In the mad scramble for patients, hospitals have also started bargaining. As the patient walks in the hospital, the executives will discuss the likely expenses and if they find that the patient is likely to go ’shopping’ to other hospitals, will make an instant offer much lower than quoted initially. This is largely to entice the patient to choose their hospital. It works well as the patient is spared the hassle of going to other hospitals and he believes he has got a bargain. What he does not know is that at that price the hospital is likely to compromise on consumables like implants, which may later on have serious medical consequences.
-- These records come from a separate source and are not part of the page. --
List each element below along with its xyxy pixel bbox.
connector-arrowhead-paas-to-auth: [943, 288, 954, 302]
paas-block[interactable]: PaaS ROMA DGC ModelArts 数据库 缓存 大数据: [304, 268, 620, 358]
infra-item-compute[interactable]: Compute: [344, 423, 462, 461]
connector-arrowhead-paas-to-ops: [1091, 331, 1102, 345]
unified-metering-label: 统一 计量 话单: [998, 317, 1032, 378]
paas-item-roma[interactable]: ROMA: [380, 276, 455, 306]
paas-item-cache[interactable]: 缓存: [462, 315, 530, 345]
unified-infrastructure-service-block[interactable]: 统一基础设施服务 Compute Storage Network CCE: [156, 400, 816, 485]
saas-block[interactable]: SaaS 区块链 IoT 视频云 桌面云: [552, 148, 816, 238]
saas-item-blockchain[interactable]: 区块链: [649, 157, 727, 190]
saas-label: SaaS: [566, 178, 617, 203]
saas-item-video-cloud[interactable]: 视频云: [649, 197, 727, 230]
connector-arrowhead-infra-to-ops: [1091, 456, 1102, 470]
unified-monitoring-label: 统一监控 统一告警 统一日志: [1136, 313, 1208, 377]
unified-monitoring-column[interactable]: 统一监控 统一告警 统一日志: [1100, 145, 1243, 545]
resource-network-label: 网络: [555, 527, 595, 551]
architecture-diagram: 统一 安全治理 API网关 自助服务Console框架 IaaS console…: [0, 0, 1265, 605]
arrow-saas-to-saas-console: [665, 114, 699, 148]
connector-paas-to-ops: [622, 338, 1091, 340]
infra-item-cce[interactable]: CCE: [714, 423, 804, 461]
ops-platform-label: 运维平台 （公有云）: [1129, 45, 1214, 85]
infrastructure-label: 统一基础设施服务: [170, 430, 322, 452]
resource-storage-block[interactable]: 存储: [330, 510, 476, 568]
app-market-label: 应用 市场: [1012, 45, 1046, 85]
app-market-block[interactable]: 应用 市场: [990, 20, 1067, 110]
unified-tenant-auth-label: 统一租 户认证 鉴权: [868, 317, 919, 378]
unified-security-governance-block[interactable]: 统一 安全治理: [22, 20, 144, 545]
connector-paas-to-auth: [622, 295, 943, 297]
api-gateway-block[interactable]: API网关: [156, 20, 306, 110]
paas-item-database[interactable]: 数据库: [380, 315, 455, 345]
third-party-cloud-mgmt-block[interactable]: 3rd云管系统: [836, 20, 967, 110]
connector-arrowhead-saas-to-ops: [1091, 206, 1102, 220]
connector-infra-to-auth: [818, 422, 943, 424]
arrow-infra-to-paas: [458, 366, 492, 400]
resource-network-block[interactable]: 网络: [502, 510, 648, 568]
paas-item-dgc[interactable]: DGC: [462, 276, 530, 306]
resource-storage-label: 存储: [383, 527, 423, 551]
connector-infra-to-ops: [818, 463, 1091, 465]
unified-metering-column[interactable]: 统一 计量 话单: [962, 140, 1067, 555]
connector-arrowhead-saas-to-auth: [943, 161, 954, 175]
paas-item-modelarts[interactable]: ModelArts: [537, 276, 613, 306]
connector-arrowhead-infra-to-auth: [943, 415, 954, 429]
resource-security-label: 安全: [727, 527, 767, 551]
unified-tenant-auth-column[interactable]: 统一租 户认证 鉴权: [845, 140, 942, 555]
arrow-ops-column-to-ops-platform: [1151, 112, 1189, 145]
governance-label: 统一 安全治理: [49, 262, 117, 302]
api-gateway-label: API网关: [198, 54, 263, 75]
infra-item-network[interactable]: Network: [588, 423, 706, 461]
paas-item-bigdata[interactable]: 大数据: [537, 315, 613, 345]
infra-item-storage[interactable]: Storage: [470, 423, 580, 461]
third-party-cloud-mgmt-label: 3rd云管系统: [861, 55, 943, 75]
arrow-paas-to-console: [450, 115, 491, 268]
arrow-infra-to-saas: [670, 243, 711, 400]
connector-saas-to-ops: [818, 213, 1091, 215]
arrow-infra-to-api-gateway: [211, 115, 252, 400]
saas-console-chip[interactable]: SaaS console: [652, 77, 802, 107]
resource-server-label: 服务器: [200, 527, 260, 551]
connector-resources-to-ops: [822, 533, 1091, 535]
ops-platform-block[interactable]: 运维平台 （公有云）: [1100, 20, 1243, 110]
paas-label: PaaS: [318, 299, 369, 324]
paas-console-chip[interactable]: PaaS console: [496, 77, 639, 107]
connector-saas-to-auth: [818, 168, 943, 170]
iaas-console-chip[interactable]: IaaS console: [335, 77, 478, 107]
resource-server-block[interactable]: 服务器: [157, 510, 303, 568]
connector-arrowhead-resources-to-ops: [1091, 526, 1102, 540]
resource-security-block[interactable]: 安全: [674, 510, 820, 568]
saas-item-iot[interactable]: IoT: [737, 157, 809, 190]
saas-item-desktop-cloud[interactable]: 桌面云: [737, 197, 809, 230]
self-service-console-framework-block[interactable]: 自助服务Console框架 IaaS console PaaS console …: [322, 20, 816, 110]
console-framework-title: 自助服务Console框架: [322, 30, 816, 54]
I remember a few years ago we had a patient at Artemis Hospital from Bangladesh for a cardiac valve replacement surgery, for which the hospital had quoted an estimate and explained to the patient in detail the implants it proposed to use and all the other associated costs. The patient went shopping and landed at another hospital in Delhi, where he was quoted a price roughly 50% of what we had quoted. He had no idea of the quality of the implant proposed by this hospital but felt he could trust the doctor and the hospital (in that order). He went ahead with the surgery not knowing that he would probably require corrective surgery in a few years, which would be a lot more expensive and riskier.

The answer to all this madness lies in a better educated customer and more hospitals with a conscience. Hospitals must spend in educating customers about the likely costs, the risk factors, which can push the costs up and explain the possible consequences of choosing a cheaper, though a sub optimal treatment option. Transparency and honest intent are the key to winning a patient’s confidence. And of course they should be driven by a motive, which is more than profits at all costs.